Dosya kapsamı, mevcut delil durumu ve ileri sürülen istinaf sebepleri dikkate alındığında mahkemenin vakıa ve hukuki değerlendirmesinde usul ve esas yönünden yasaya aykırılık bulunmadığı, tescilli bir marka ile başvuru konusu işaret arasında iltibasa sebebiyet verebilecek derecede benzerlik olup olmadığının, her ikisinin ayırt edici ve baskın unsurları gözetilerek münferit unsurlardan ziyade bütünü itibariyle bıraktığı izlenimin dikkate alınarak belirleneceği, buna göre “………….” ibareli başvuru ile davacının itirazına mesnet “…” asıl unsurlu markalar arasında 6769 sayılı SMK’nın 6/1 maddesi anlamında ortalama alıcılar nezdinde görsel, işitsel ve anlamsal olarak bıraktıkları genel izlenim itibariyle ilişkilendirilme ihtimalini de içerecek şekilde iltibas tehlikesinin bulunmadığı, zira renklerin kimsenin tekeline verilemeyeceği ve dava konusu başvuruda yer verilen şekil unsuru ile davacı markalarındaki logo arasında benzerlik olmadığı, marka işaretleri arasında benzerlik olmadığından davacı markalarının tanınmış olmalarının da başvurunun tescilini engellemeyeceği, öte yandan başvurunun kötü niyetli olarak yapıldığının da ispat edilemediği, Yargıtay Hukuk Genel Kurulu’nun 08.06.2016 gün ve E.2014/11-696, K.2016/778 sayılı kararı uyarınca iltibas değerlendirmesinin hakimlik mesleğinin gerektirdiği genel hukuki bilgi ile çözümlenmesi mümkün olduğundan, davacı vekilinin, dosyaya sundukları uzman görüşünün ve bilirkişi raporuna yaptıkları itirazların dikkate alınmadığı yönündeki istinaf itirazının da yerinde olmadığı anlaşılmakla, davacı vekilinin istinaf başvurusunun esas yönünden reddine dair hüküm kurmak gerekmiştir.

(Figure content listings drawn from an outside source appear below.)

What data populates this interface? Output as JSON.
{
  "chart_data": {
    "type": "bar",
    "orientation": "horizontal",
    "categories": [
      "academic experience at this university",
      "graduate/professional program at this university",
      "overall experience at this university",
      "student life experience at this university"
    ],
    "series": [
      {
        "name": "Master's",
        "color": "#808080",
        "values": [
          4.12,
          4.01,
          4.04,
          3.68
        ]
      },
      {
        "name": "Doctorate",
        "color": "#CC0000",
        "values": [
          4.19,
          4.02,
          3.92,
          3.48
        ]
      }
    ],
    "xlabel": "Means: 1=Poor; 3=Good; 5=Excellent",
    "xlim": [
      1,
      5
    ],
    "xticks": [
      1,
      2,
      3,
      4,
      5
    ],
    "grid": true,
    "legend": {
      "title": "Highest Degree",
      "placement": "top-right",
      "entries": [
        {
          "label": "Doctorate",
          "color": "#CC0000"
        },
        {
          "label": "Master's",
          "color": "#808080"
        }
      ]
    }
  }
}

HÜKÜM : Gerekçesi yukarıda belirtildiği üzere;
1-Davacı vekilinin istinaf başvurusunun HMK’nın 353/1-b.1 maddesi gereğince ESASTAN REDDİNE,
2-Alınması gereken 59,30 TL maktu istinaf karar ve ilam harcından, davacı tarafından istinaf başvurusunda yatırılan 44,40 TL istinaf karar ve ilam harcının mahsubu ile bakiye 14,90 TL’nin davacıdan tahsili ile hazineye irat kaydına,
3-İstinaf aşamasında davacı tarafından yapılan yargılama giderlerinin davacı üzerinde bırakılmasına,
4-İstinaf aşamasında duruşma açılmadığından taraflar lehine vekalet ücreti takdirine yer olmadığına,
Dosya üzerinde yapılan inceleme sonucunda oybirliği ile 11/03/2021 tarihinde HMK 361. maddesi uyarınca kararın tebliğinden itibaren iki hafta içerisinde Yargıtay temyiz yolu açık olmak üzere karar verildi.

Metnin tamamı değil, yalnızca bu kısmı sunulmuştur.